Ademir Sarcevic: Yes, yes. It’s Ademir, Mike. So yes, I mean I think we are still seeing some inflationary pressures, but frankly, it’s not as strong as it was in a few quarters ago, and specifically, you know we are seeing a bit of a deflation, if you will, because the oceanic freight cost is still at a kind of pre-COVID levels and you know kind of how it exploded during COVID. You know we have developed a pretty sort of playbook around price and productivity, you know few years ago. We continue to abide by the playbook and as you know, as you have seen, we had 10 consecutive quarters of you know highest adjusted operating margin in company history and you know the one of the reasons we are able to do that is because we have a pretty good way of you know managing price and productivity and we expect to be able to continue to do that even in the environment with the — you know with the softer end markets in electronics, we want to make sure we protect the margin, and there will be a combination of price and productivity.
So that will be my take on it.
Michael Legg: Thanks. And then just one other question. On ENEL with your technology you’ve developed there for solar. What’s going on over at ENEL? Can you just give us some comments on that, please?
David Dunbar: Yes. So that project is as you know we’ve reported before that we think — we’ve developed some special technology developed together with ENEL and we are spending this year to complete industrialization to make sure that we are prepared to launch products that target cost and quality. There are two significant things have happened kind of in the external environment to that project. Remember we are talking commercial solar panels here. And in Europe, the market for commercial solar panels has changed quite a bit. There’s estimates there are $80 million Chinese panels in inventory over there. The price for panels about 50% but it was a year ago. So much more competitive end market than it was a year ago. The second external to the project impact is ENEL.
ENEL is government-owned, partly government-owned and the new Italian government appointed a new leader there. They’re in the process of reviewing their entire portfolio of projects. They have been selling some assets. They’ve canceled a couple of renewable projects. So if you add those things into the project we are kind of stepping back and looking at where is the best –what’s the best way to deploy this technology. The market for commercial panels is about 80% of the global market for solar panels. But that other 20% is significant. There’s some potentially attractive niche markets there.
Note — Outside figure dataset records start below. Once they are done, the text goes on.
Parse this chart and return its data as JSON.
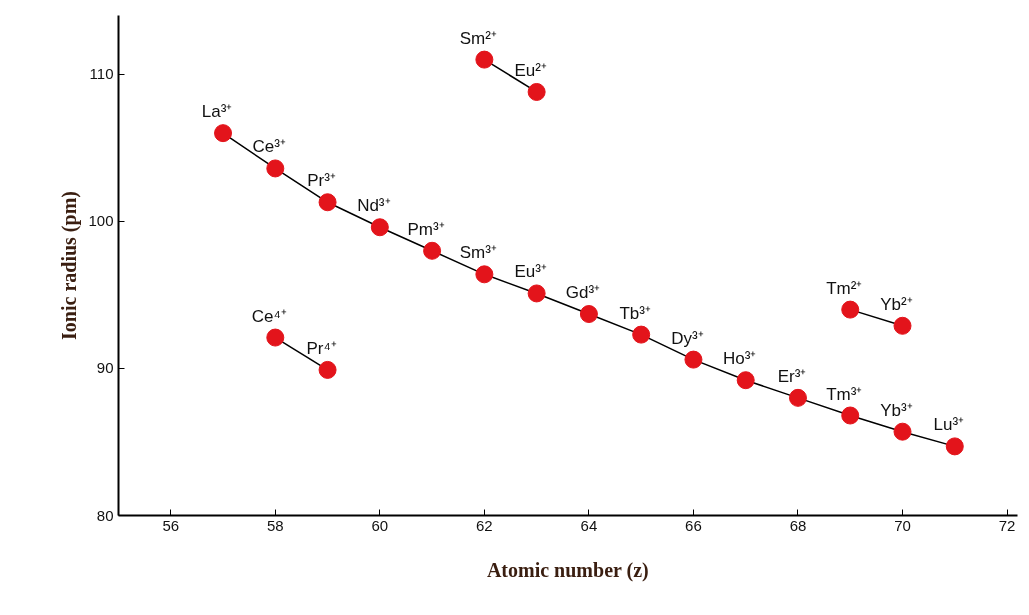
{
  "chart_data": {
    "type": "line",
    "xlabel": "Atomic number (z)",
    "ylabel": "Ionic radius (pm)",
    "xlim": [
      55,
      72.2
    ],
    "ylim": [
      80,
      114
    ],
    "xticks": [
      56,
      58,
      60,
      62,
      64,
      66,
      68,
      70,
      72
    ],
    "yticks": [
      80,
      90,
      100,
      110
    ],
    "grid": false,
    "marker": "circle",
    "line_style": "solid",
    "series": [
      {
        "x": [
          57,
          58,
          59,
          60,
          61,
          62,
          63,
          64,
          65,
          66,
          67,
          68,
          69,
          70,
          71
        ],
        "color": "#e3141b",
        "values": [
          106.0,
          103.6,
          101.3,
          99.6,
          98.0,
          96.4,
          95.1,
          93.7,
          92.3,
          90.6,
          89.2,
          88.0,
          86.8,
          85.7,
          84.7
        ],
        "value_labels": [
          "La³⁺",
          "Ce³⁺",
          "Pr³⁺",
          "Nd³⁺",
          "Pm³⁺",
          "Sm³⁺",
          "Eu³⁺",
          "Gd³⁺",
          "Tb³⁺",
          "Dy³⁺",
          "Ho³⁺",
          "Er³⁺",
          "Tm³⁺",
          "Yb³⁺",
          "Lu³⁺"
        ]
      },
      {
        "x": [
          62,
          63
        ],
        "color": "#e3141b",
        "values": [
          111.0,
          108.8
        ],
        "value_labels": [
          "Sm²⁺",
          "Eu²⁺"
        ]
      },
      {
        "x": [
          58,
          59
        ],
        "color": "#e3141b",
        "values": [
          92.1,
          89.9
        ],
        "value_labels": [
          "Ce⁴⁺",
          "Pr⁴⁺"
        ]
      },
      {
        "x": [
          69,
          70
        ],
        "color": "#e3141b",
        "values": [
          94.0,
          92.9
        ],
        "value_labels": [
          "Tm²⁺",
          "Yb²⁺"
        ]
      }
    ]
  }
}
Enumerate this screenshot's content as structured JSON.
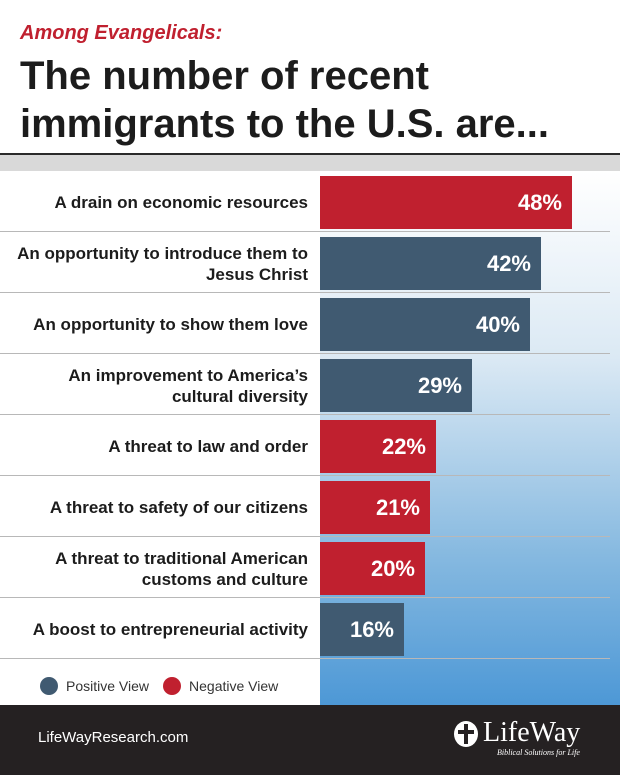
{
  "header": {
    "subtitle": "Among Evangelicals:",
    "title": "The number of recent immigrants to the U.S. are..."
  },
  "colors": {
    "positive": "#405a71",
    "negative": "#c0202f"
  },
  "legend": {
    "positive": "Positive View",
    "negative": "Negative View"
  },
  "chart_data": {
    "type": "bar",
    "orientation": "horizontal",
    "title": "The number of recent immigrants to the U.S. are...",
    "subtitle": "Among Evangelicals:",
    "unit": "%",
    "xlim": [
      0,
      55
    ],
    "categories": [
      "A drain on economic resources",
      "An opportunity to introduce them to Jesus Christ",
      "An opportunity to show them love",
      "An improvement to America’s cultural diversity",
      "A threat to law and order",
      "A threat to safety of our citizens",
      "A threat to traditional American customs and culture",
      "A boost to entrepreneurial activity"
    ],
    "values": [
      48,
      42,
      40,
      29,
      22,
      21,
      20,
      16
    ],
    "labels": [
      "48%",
      "42%",
      "40%",
      "29%",
      "22%",
      "21%",
      "20%",
      "16%"
    ],
    "view": [
      "negative",
      "positive",
      "positive",
      "positive",
      "negative",
      "negative",
      "negative",
      "positive"
    ],
    "legend": [
      "Positive View",
      "Negative View"
    ]
  },
  "footer": {
    "site": "LifeWayResearch.com",
    "logo_text": "LifeWay",
    "logo_tagline": "Biblical Solutions for Life"
  }
}
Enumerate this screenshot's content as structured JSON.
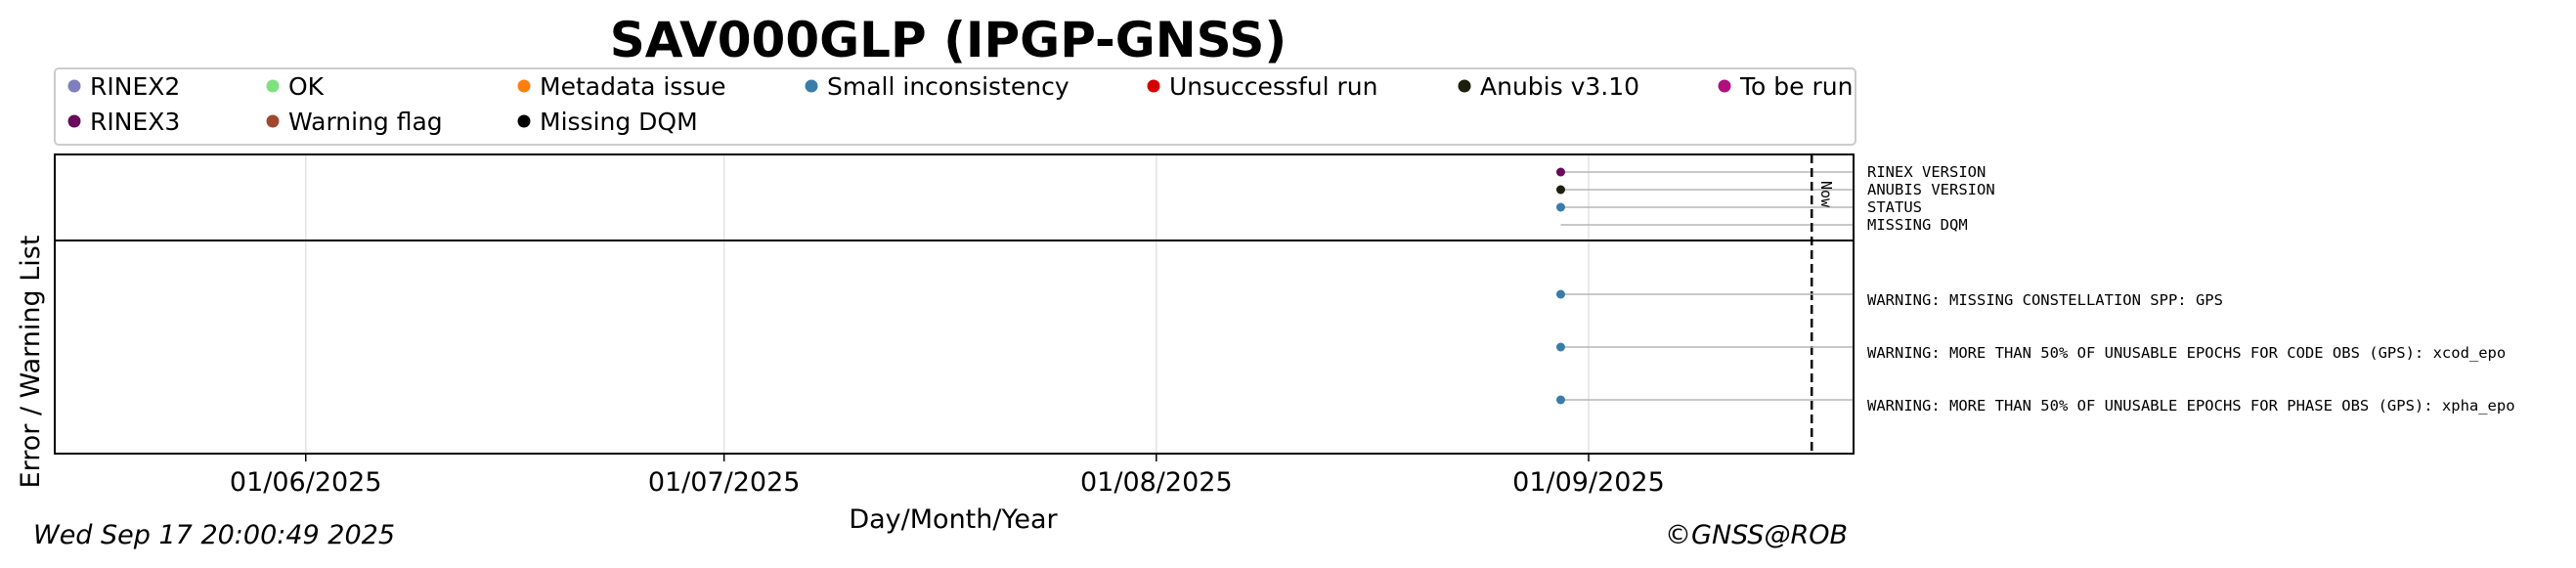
{
  "chart_data": {
    "type": "scatter",
    "title": "SAV000GLP (IPGP-GNSS)",
    "xlabel": "Day/Month/Year",
    "ylabel": "Error / Warning List",
    "xlim": [
      "2025-05-14",
      "2025-09-20"
    ],
    "x_ticks": [
      "01/06/2025",
      "01/07/2025",
      "01/08/2025",
      "01/09/2025"
    ],
    "x_tick_dates": [
      "2025-06-01",
      "2025-07-01",
      "2025-08-01",
      "2025-09-01"
    ],
    "grid": true,
    "legend": [
      {
        "label": "RINEX2",
        "color": "#7f7fbf"
      },
      {
        "label": "OK",
        "color": "#7fe07f"
      },
      {
        "label": "Metadata issue",
        "color": "#ff7f0e"
      },
      {
        "label": "Small inconsistency",
        "color": "#3a7ca8"
      },
      {
        "label": "Unsuccessful run",
        "color": "#d40000"
      },
      {
        "label": "Anubis v3.10",
        "color": "#1b1f0c"
      },
      {
        "label": "To be run",
        "color": "#b0107e"
      },
      {
        "label": "RINEX3",
        "color": "#6a0a5a"
      },
      {
        "label": "Warning flag",
        "color": "#a0482e"
      },
      {
        "label": "Missing DQM",
        "color": "#000000"
      }
    ],
    "now": {
      "label": "Now",
      "date": "2025-09-17"
    },
    "top_rows": [
      {
        "label": "RINEX VERSION",
        "date": "2025-08-30",
        "status": "RINEX3",
        "color": "#6a0a5a"
      },
      {
        "label": "ANUBIS VERSION",
        "date": "2025-08-30",
        "status": "Anubis v3.10",
        "color": "#1b1f0c"
      },
      {
        "label": "STATUS",
        "date": "2025-08-30",
        "status": "Small inconsistency",
        "color": "#3a7ca8"
      },
      {
        "label": "MISSING DQM",
        "date": "2025-08-30",
        "status": null,
        "color": null
      }
    ],
    "warning_rows": [
      {
        "label": "WARNING: MISSING CONSTELLATION SPP: GPS",
        "date": "2025-08-30",
        "color": "#3a7ca8"
      },
      {
        "label": "WARNING: MORE THAN 50% OF UNUSABLE EPOCHS FOR CODE OBS (GPS): xcod_epo",
        "date": "2025-08-30",
        "color": "#3a7ca8"
      },
      {
        "label": "WARNING: MORE THAN 50% OF UNUSABLE EPOCHS FOR PHASE OBS (GPS): xpha_epo",
        "date": "2025-08-30",
        "color": "#3a7ca8"
      }
    ]
  },
  "footer": {
    "timestamp": "Wed Sep 17 20:00:49 2025",
    "copyright": "©GNSS@ROB"
  }
}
So we are stepping back and looking at, is there a better place to introduce this technology in the market, and you know in the next quarter or so we’ll have a clear direction on that.
Michael Legg: Great. Thank you.
Operator: [Operator Instructions] And our next question comes from Gary Prestopino from Barrington Research. Please go ahead.
Gary Prestopino: Good morning, all. A couple of questions. The acquisition of Sanyu or the planned acquisition. Is there any customer overlap? And what do they bring product-wise that you don’t have already in the market?